Each soldier was responsible for building his own replica of a Revolutionary War musket, kind of like how each Jedi Padawan has to build his or her own light saber in Star Wars, it's one of the trials. The replicas would fire homemade black powder blanks in the battle. To encourage maintenance of the weapons, the rule was that during a battle you didn't die until your musket misfired. This sometimes caused the amusing effect that a round from a replica cannon (and boy did those things make a satisfying sound, sometimes accompanied by a perfect smoke ring) would fail to cause any casualties, while a single round from a musket five minutes later might knock out a dozen men. I suppose that Freud might have had something amusing to say about men in their mid thirties firing blanks from their guns at each other and 'dying' when there was a malfunction, but at age thirteen my sense of irony was still developing.
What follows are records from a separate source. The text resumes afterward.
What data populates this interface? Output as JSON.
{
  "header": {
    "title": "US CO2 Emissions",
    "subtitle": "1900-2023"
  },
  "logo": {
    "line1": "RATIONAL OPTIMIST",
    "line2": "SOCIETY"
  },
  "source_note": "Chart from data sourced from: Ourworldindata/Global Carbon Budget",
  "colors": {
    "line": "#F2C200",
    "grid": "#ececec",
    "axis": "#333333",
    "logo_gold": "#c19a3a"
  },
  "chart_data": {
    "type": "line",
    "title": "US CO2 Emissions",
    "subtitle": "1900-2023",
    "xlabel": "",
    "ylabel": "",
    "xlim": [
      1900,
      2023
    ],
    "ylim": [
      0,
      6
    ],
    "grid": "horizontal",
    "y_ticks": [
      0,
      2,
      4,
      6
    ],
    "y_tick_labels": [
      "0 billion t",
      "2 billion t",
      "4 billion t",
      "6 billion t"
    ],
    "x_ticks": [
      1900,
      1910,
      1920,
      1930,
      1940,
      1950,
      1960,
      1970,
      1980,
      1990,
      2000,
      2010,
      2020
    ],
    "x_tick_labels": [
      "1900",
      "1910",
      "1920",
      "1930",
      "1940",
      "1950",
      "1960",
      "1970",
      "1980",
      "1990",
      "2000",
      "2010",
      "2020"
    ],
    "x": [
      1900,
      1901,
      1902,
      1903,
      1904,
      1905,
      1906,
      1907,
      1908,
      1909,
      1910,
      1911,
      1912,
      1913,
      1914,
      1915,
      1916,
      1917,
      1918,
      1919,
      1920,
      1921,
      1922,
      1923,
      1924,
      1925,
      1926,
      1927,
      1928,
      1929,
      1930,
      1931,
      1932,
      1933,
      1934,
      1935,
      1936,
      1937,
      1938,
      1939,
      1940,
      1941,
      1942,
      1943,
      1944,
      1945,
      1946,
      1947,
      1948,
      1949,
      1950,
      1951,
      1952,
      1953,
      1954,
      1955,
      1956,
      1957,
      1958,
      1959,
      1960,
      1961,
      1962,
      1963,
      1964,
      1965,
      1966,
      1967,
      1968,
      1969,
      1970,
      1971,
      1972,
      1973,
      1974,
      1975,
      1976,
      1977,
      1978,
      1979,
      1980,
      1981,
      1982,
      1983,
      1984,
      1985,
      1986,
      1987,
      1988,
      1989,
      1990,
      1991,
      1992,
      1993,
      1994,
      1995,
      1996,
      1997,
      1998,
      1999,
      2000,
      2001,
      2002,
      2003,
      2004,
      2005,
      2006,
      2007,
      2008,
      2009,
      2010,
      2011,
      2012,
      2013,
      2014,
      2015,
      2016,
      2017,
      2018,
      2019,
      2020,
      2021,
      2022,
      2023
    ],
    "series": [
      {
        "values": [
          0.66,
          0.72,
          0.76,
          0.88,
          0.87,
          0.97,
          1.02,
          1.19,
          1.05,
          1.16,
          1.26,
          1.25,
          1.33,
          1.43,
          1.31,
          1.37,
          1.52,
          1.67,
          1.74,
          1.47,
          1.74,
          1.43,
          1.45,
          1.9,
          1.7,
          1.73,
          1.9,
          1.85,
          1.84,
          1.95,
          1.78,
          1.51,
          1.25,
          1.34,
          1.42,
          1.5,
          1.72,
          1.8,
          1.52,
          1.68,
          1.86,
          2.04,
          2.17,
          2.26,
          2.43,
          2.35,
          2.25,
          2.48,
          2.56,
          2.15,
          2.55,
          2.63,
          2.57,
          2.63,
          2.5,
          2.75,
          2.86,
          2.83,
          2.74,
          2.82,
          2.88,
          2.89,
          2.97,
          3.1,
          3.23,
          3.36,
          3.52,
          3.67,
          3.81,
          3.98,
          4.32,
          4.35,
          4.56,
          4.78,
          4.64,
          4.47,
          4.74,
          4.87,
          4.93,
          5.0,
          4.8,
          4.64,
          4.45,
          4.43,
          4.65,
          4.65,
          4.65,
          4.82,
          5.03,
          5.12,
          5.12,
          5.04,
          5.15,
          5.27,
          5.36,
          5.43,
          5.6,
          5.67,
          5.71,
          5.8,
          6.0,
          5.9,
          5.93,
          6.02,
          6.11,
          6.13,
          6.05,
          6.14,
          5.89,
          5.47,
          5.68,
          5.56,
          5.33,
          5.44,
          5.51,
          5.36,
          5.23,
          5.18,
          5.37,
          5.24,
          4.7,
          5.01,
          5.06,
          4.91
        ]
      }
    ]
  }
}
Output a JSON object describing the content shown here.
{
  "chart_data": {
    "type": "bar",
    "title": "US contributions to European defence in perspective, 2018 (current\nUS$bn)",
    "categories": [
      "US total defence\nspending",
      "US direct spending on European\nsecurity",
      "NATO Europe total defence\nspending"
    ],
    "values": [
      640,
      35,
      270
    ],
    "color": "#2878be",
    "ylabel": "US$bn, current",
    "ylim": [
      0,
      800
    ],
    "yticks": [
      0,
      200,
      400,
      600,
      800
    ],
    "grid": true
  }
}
The battle started, and despite it being a re-enactment, it was very realistic in terms of nobody having a clue what was going on once the first shot was fired. I soon discovered that the 'important messages' I needed to deliver always consisted of the single word 'Retreat!'

Exhausted and out of breath, I found myself near the edge of the battlefield where my younger brothers and their too-young-to-be-a-runner friends were. The captain was yelling retreat just as I was running up to give him the order to retreat. Being without a musket, it was left to the discretion of the runner when they should 'die.' Seeing my oh-so-jealous audience off to the side, this was the perfect place for me. It's unfortunate that they don't give Oscars for overly dramatic Revolutionary War re-enactment battle deaths; I'd have been a shoo-in.